Сделав шаг к Григорьеву, Одноглазый навис над ним и вполголоса проговорил:

— И если бежать отсюда или навредить заставе попытаешься, то прикажу тебя связать и к Южной доставить. А уж там тебя так осудят, что мой плен раем покажется.

— Раем или адом — все одно. Надоело мне на цепи сидеть. Не собака все-таки. Хочу жизни какой-никакой. А на Южную мне и без твоих страховок пути теперь нет. Кто поверит, что офицер смог прожить полгода в плену врага и не сдать при том товарищей своих?

Одноглазый довольно кивнул:

— Да, пустыня — она такая. Всех врагов и друзей по своим местам расставляет. Согласен, Васька?

Кузнецу не осталось ничего другого, как только кивнуть.

Впрочем, в тот же день цепи с них никто не снял и ночевать кузнецу и его подмастерью пришлось все в той же каморке. Одноглазый заявил, что раз они первые предложение сделали, то пусть первыми условия и выполняют.

— Как освободят нас, надо будет сразу же в отряд проникать, — нервно проговорил Тарас, когда дверь в кладовку закрыли и они с Василием остались наедине. — При наличии такого оружия, они заставу за пару-тройку вылазок совсем в щепки разнесут.

— Неужто укрепления такие хилые? — удивился Василий. Ему казалось, что Южная застава производила впечатление вполне капитального строения.

— Если за полгода ее совсем не перестроили (а этого не произошло, потому что бандиты о таком не говорили ни разу), то ее и сильный ветер развалить может.

— Значит, сделаем все быстро, — понимающе кивнул Василий.

Тарас ничего не ответил. Глаза пленников еще не привыкли к темноте, и некоторое время Василий мог слышать лишь шумное дыхание своего соседа.

— Я вот что думаю, — вдруг произнес Григорьев. — Не станем рисковать и оставлять кого-то здесь. Всем троим надо выбираться в числе солдат атакующего отряда. Всем вместе и прорваться вперед будет проще. Да и не случится такого, что тот единственный, кто в разведку ушел, не вернется назад, и оставшимся помирать здесь придется.

Василий негромко хмыкнул.

— И на Южной заставе не узнают о предательстве… — без какого-либо упрека или намека на трусость проговорил кузнец, но слова его спровоцировали громкую и долгую ответную речь офицера Григорьева.

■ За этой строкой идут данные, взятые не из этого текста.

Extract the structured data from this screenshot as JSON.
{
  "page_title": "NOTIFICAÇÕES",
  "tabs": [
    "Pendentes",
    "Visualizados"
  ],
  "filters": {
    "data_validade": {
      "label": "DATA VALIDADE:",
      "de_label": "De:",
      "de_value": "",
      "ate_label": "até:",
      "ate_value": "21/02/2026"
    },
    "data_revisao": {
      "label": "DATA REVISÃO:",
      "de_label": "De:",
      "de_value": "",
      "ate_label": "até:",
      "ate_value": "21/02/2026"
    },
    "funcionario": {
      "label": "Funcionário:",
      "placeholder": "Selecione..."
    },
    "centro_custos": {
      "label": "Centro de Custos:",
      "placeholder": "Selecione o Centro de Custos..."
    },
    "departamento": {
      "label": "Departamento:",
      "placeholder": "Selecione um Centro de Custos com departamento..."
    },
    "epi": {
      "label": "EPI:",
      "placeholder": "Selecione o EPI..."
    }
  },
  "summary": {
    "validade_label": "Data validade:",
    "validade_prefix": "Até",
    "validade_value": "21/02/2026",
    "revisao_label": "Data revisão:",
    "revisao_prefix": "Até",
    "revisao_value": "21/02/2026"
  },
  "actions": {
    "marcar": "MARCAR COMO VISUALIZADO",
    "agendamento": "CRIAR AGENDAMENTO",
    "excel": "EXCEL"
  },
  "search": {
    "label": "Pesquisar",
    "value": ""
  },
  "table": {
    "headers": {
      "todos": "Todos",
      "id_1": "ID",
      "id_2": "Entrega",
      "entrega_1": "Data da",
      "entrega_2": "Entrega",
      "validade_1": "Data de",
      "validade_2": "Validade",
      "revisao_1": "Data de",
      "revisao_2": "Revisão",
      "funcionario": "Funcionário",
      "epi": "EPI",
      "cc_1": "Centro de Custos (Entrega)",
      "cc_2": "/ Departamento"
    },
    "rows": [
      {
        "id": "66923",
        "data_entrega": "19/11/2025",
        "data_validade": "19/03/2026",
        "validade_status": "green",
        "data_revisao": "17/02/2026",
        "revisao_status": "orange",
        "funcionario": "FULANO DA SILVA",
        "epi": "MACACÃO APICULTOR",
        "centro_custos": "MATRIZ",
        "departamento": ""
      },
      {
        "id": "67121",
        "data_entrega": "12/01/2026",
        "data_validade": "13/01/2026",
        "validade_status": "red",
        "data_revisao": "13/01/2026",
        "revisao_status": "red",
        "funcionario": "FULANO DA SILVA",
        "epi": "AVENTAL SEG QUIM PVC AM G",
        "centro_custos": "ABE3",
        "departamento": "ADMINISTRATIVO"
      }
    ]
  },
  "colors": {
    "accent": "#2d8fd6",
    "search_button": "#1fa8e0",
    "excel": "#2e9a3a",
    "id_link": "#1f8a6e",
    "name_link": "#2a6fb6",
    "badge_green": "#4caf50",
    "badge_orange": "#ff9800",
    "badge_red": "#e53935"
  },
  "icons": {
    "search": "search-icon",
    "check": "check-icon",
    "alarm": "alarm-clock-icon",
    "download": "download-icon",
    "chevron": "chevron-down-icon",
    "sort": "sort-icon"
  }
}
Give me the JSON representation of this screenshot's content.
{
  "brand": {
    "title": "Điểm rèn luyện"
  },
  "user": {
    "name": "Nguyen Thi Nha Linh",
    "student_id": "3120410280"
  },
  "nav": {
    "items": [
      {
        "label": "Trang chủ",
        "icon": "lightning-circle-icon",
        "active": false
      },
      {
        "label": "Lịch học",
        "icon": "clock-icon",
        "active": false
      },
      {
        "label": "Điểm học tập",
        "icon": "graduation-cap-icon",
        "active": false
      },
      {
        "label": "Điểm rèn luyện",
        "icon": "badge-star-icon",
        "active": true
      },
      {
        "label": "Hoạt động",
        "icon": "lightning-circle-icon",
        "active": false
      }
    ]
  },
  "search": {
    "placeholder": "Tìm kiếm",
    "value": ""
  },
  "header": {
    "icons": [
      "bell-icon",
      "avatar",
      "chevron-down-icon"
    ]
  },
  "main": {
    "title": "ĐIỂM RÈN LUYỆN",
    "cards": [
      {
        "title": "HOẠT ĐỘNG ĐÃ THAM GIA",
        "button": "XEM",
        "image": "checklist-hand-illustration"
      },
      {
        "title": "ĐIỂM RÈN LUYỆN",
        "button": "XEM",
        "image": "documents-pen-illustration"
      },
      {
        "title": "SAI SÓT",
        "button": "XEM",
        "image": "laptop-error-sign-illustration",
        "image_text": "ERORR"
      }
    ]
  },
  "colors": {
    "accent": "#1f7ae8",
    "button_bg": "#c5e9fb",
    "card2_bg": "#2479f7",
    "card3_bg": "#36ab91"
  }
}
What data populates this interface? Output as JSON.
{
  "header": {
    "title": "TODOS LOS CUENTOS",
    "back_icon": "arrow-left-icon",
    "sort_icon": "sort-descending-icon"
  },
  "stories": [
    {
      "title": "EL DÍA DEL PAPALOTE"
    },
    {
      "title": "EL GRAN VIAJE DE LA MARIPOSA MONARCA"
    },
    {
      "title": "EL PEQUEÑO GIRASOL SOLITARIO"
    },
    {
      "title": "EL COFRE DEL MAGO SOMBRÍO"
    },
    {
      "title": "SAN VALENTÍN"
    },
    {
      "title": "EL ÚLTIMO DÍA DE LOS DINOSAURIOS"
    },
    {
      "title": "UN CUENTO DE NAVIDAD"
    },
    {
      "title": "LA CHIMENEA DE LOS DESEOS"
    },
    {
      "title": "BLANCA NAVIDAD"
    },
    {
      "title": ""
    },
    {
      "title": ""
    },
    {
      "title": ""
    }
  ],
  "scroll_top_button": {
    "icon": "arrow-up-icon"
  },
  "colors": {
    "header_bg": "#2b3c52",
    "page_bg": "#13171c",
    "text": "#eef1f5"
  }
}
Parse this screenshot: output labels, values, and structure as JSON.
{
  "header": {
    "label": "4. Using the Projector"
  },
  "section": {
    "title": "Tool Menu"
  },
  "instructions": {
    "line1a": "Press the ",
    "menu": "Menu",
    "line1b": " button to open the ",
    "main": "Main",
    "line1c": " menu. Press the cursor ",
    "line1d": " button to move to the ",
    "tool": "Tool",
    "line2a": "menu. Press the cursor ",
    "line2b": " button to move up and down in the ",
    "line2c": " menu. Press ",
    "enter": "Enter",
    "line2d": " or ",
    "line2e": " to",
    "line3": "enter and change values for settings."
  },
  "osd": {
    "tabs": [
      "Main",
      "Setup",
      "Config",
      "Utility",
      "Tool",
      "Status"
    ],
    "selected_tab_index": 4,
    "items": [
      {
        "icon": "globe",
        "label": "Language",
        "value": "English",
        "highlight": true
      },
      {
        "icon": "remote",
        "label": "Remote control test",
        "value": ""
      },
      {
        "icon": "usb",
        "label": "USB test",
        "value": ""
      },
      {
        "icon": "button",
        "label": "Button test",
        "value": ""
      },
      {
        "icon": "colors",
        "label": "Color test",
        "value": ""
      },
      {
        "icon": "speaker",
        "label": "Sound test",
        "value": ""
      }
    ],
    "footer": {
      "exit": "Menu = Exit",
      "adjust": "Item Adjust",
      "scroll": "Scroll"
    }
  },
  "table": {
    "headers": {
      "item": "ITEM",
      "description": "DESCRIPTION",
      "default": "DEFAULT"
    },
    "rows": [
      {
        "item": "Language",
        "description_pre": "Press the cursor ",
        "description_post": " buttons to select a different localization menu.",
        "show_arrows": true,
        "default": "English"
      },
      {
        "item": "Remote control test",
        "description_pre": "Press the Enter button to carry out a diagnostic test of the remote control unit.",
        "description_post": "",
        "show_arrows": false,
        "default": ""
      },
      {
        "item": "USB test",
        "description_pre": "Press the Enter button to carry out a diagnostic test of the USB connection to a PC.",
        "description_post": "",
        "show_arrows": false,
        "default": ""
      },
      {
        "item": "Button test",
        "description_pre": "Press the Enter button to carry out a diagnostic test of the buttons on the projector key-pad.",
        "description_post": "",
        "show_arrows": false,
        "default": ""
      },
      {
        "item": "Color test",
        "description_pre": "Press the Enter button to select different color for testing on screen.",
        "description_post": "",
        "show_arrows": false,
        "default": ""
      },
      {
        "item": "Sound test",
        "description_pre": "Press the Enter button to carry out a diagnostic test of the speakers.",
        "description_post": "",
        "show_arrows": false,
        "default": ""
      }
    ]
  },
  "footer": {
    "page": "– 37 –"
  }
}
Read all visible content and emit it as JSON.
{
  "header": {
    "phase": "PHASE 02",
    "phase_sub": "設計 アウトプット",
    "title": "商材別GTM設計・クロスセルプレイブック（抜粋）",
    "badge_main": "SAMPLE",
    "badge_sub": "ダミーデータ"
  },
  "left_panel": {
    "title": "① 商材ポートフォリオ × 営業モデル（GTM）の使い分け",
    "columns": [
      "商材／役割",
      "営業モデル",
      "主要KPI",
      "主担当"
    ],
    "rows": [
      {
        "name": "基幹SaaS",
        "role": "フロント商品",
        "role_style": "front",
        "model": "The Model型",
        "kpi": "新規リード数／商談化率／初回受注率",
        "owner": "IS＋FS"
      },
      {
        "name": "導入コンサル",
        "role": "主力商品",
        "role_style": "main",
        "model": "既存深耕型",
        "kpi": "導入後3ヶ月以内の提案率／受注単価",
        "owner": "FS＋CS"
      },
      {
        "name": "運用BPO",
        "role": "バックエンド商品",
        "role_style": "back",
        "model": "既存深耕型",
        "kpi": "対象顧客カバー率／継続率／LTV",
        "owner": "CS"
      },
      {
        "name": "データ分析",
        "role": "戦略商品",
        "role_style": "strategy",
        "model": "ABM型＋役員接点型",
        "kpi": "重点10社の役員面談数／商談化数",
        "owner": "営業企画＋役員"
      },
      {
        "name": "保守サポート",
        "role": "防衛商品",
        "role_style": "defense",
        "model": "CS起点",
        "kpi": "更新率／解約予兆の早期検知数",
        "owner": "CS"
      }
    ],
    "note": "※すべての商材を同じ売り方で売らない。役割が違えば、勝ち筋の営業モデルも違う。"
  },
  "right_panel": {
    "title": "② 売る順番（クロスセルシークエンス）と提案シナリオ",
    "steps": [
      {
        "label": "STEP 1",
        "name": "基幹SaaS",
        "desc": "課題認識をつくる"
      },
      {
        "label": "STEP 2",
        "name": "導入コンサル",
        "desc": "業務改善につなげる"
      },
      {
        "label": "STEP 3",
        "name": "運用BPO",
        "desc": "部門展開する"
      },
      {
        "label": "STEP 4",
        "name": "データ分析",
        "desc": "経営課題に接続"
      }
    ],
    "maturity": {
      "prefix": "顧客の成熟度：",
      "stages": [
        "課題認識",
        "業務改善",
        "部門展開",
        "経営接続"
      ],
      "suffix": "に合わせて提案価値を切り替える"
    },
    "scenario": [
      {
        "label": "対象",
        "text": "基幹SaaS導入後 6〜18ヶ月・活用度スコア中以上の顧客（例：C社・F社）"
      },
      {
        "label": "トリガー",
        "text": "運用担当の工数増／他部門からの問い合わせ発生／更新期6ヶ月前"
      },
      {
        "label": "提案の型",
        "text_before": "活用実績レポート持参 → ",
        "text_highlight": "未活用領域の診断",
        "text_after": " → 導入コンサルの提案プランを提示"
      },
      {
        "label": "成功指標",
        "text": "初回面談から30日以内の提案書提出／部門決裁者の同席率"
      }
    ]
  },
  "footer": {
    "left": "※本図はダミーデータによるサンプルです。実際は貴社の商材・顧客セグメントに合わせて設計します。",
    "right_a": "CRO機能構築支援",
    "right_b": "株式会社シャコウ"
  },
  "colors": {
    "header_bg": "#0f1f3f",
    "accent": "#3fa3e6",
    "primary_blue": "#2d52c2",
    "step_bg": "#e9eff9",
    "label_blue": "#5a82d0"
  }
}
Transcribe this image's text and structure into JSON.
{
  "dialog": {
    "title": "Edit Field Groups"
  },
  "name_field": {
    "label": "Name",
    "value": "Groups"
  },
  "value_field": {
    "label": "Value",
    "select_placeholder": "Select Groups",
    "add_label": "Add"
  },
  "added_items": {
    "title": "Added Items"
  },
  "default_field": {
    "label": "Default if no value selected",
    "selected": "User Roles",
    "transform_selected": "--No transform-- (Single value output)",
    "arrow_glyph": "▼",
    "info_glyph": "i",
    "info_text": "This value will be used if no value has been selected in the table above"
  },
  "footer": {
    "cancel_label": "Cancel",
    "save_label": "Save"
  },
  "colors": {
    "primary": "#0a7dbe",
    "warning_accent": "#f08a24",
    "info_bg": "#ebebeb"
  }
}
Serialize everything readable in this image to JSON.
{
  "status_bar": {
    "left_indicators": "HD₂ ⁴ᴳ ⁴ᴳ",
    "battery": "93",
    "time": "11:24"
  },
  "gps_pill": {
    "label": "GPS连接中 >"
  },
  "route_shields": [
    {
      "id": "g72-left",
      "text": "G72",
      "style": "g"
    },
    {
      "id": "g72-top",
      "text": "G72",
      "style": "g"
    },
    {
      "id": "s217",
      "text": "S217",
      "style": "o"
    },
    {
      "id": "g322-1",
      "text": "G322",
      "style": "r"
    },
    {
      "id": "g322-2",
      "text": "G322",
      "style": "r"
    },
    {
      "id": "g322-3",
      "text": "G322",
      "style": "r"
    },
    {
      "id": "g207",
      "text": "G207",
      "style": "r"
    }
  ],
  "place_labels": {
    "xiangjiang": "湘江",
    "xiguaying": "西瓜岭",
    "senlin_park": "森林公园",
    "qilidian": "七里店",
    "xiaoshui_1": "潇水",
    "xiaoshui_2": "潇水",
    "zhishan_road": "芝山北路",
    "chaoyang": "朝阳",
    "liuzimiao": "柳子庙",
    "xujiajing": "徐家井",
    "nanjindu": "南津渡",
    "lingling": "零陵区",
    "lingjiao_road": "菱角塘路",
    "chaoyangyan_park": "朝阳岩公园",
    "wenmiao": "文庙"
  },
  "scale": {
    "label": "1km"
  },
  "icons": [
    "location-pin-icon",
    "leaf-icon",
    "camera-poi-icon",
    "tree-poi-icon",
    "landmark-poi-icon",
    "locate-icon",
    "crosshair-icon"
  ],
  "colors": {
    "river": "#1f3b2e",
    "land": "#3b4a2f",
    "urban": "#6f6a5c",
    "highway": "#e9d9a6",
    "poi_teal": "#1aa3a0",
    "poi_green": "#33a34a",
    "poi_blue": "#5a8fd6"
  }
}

Тарас говорил и о несправедливости судьбы, и о проклятом старике-губернаторе, упрятавшем его на Южную заставу, и о собственной глупости, принятой за смелость. Всякую новую фразу офицер начинал с крепкого ругательства, а заканчивал тем, что в сердцах со всей силы бил кулаком по деревянной стене кладовки.

"Должно быть, немало заноз себе посадит. Будет причина к доктору обратиться," — подумал Василий.

А еще молодой человек подумал, что не существует лучшего способа заставить человека думать, чем поставить его на край бездны. Самой глубокой, по его мнению. Ведь сколько месяцев они не обсуждали план побега, а ни разу даже предположения не высказали, чтобы попытаться сбежать всем вместе. А ведь так будет гораздо проще. Главное, чтобы цепи Одноглазый поскорее приказал снять.

Глава 28 (Василий)

Одноглазый криво улыбнулся, оглядев со всех сторон представленный его вниманию образец оружейного производства, доработанный Васькой и его помощником Григорьевым. По мнению предводителя бандитов пушка выглядела ничуть не лучше, чем пару дней назад, когда под бдительным присмотром кузнец выволок орудие из пыльного угла на свет божий.

— И, хочешь сказать, теперь она стреляет? — уточнил Одноглазый у Тараса.

Тарас покосился на Василия, получил от того утвердительный кивок, после чего ответил с заметной уверенностью в голосе:

— Да.

Одноглазый фыркнул, вновь позволяя ухмылке отчетливо проступить на лице. Подозвав к себе помощника, лже-бедуин взял у него револьвер, взвел курок и направил дуло оружия на Григорьева.

— В таком случае, стреляйте. У вас только одна попытка. Если выстрела не будет, я пущу тебе эту пулю прямо между глаз, бывший офицер Южной заставы. По твоей милости я отложил атаку на наших врагов на два дня. Должен же я буду хоть как-то компенсировать себе убытки.